"The Unseen" is a series in which I watch popular films for the first time. The list, which moves backwards in time, is based on the highest-ranked film I've never seen each year on Letterboxd (as of April 2018). Scott Pilgrim vs. the World was #4 for 2010.
The Story: Scott Pilgrim lives across the street from the house he grew up in, although we never meet his parents. His world, the world the title tells us he'll be fighting (though he looks awfully passive when we meet him), consists of practice sessions for his garage rock band Sex Bob-Omb; pep talks - or helpful negging - from sister Stacey (Anna Kendrick) over the phone or roommate Wallace Wells (Kieran Culkin) in the basement flat where Wells brings a rotating cast of male hook-ups; gigs performed or attended in little Toronto clubs or, when a competition occasionally calls, swallowed up in a more massive venue; and walks through lonely, steep city parks on snowy nights, ideally with a girl he loves. At first, that girl is ostensibly Knives Chau (Ellen Wong), whose problematic age - seventeen (he's twenty-two) - provides the film's first line of dialogue. However, their companionship is chaste, more of a crush that Scott indulges while brooding over his ex, rising pop star Envy Adams (Brie Larson) and, before long, pining after his literal dream girl, pink-haired Amazon delivery woman Ramona Flowers (Mary Elizabeth Winstead) who arrives in Canada from New York with baggage that Scott will spend the rest of the film unpacking.

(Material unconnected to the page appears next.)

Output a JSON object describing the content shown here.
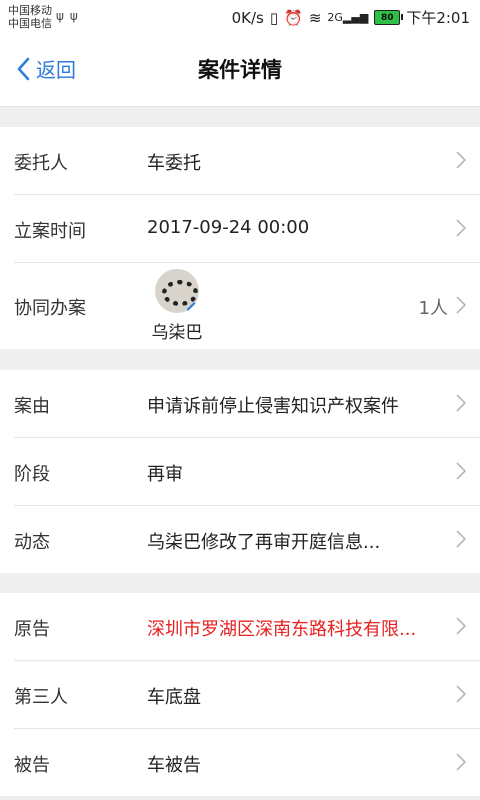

Scott's dates with Ramona (even though he has yet to break up with Knives) end up devolving into fantastical battles with all of her exes. This is not a film which concerns itself with realism, creating an alternate universe with its own rules, or delineating between what is and isn't imagined by the protagonist. Rather, some already exaggerated semblance of everyday existence breaks open for a few minutes - sometimes just a second or two - and then returns to normal without comment or sideways glance. Think of the fight scenes as song-and-dance sequences in a musical; Wright himself quite explicitly did, and several battles double as both. First on the docket is Matthew Patel (Satya Bhaba) in a flamboyant Bollywood showdown. Next up the vain Hollywood action star Lucas Lee (Chris Evans in what appears to be prosthetic chin and...eyebrows?) unleashes not only his own muscled fury but that of his stuntmen on poor, spindly Scott. He's finally undone by his own vanity, attempting a deadly skating trick on a long, snaking stair rail down a hill. Likewise, supervegan Todd Ingram (Brandon Routh) is betrayed when he accidentally breaks his own dietary code. Roxy Richter (Mae Whitman), Ramona's "bi-furious" former girlfriend, must be defeated by Ramona herself - only she knows the lover's weak spot - while Scott's own unique skills equip him to take down both of the Katayanagi twins (Shoto and Keita Saito), electronic music whizzes facing off against Scott's crunchy punk guitar in a battle of the bands.
Finally, Scott's strongest opponent turns out to be the music industry impresario Gideon Graves (Jason Schwartzman), the ex-boyfriend with the strongest hold over Ramona - literally; he's implanted a mind-control chip inside of her - and the most power to wield over Scott as threat and enticement. All of these battles unfold with video game effects from bright flashes of light to cascading coins, leading to the climactic confrontation with Gideon in which Ramona and Knives clash alongside and against Scott, as well as with one another. But is Gideon the final boss Scott must face? Or is the final boss Scott himself?